When the team was picked for India last winter, Jeffrey Dujon, who had kept wicket when West Indian pace was at its most lethal, proclaimed that any spinner would be "merely cannon fodder" for the Indians. Dhanraj was not quite but he managed only two wickets on a helpful Bombay pitch in the first Test and was promptly dropped. His second Test, against New Zealand in Wellington in February, was more productive, with four wickets. But he knows he has to depend on a substandard pitch or all the fast bowlers to come down with chicken pox on the morning of the Test for another chance, even though he is the leading wicket taker on tour with 36 wickets at 23 each.

Dhanraj is Trinidadian and of East Indian ancestry, a combination that has yielded a host of high-class spinners. He was born in the southern town of Barrackpore, within 20 miles of the birthplaces of Sonny Ramadhin and the unorthodox left-hander Inshan Ali, and was hauling in wickets in the annual Under-19 championships while his captain, Brian Lara, was also first announcing himself.

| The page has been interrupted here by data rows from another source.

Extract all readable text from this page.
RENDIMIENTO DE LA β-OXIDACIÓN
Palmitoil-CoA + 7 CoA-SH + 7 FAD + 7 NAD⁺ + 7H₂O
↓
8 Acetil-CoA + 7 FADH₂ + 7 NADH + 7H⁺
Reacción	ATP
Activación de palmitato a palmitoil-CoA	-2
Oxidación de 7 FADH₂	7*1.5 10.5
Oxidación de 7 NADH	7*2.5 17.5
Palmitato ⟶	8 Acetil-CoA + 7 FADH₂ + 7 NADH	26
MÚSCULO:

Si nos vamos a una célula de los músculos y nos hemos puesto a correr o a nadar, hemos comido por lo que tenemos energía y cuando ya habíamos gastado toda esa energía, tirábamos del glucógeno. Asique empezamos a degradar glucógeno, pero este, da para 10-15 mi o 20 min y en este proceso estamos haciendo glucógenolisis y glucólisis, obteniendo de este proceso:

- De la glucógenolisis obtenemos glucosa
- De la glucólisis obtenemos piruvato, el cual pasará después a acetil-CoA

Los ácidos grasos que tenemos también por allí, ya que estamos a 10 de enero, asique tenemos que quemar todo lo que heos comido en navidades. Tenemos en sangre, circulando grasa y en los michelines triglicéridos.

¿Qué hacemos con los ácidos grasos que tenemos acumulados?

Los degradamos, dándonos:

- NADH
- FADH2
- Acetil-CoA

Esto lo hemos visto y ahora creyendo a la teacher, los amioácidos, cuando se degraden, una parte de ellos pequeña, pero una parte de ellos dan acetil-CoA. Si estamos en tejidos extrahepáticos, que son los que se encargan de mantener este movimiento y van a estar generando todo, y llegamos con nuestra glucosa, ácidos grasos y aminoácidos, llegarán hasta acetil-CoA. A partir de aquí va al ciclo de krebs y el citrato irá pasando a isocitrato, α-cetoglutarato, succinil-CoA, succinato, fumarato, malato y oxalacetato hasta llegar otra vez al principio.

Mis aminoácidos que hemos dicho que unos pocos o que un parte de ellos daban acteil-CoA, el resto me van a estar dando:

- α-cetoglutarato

He toured Australia with the West Indies youth team in 1989 and has been a consistent wicket-taker for Trinidad and Tobago in the domestic Red Stripe Cup since he was 19. If he lacks the spin, variety and self-confidence of a Shane Warne, he does give his leg breaks a fair rip from a bustling, seven-pace approach although he rarely uses the googly, with which he does not seem comfortable.

With his background and record, he would have been long since in the Test team had he been a fast bowler rather than having to wait for his first call at 25. Perhaps he came at the wrong time, as he acknowledges.

"Everything goes round in cycles," he said. "The pace men have dominated for a long time but the spinners are coming back into the spotlight."

Developments in the Caribbean suggest that the West Indies may have a change in strategy reluctantly forced on them in the near future.

Courtney Walsh is 33 in October, Curtly Ambrose 32 in September and there are no replacements immediately evid- ent. The top eight bowlers in last year's Under-19 championships were all spinners and the West Indies youth team based its attack around two of them, Didnath Ramnarine and Rawl Lewis, both leg spinners, against Young England earlier this year.

Ramnarine bowls in tandem with Dhanraj in the Red Stripe Cup. Lewis is a tall Grenadian whose nine wickets helped the President's XI to victory over England last year. Another equally promising leg-spinner is Mahendra Nagamootoo, 19, from Guyana, a nephew of Rohan Kanhai and Alvin Kallicharran. All are already established first-class cricketers and there are no teenaged fast bowlers in the West Indies at present who can claim that.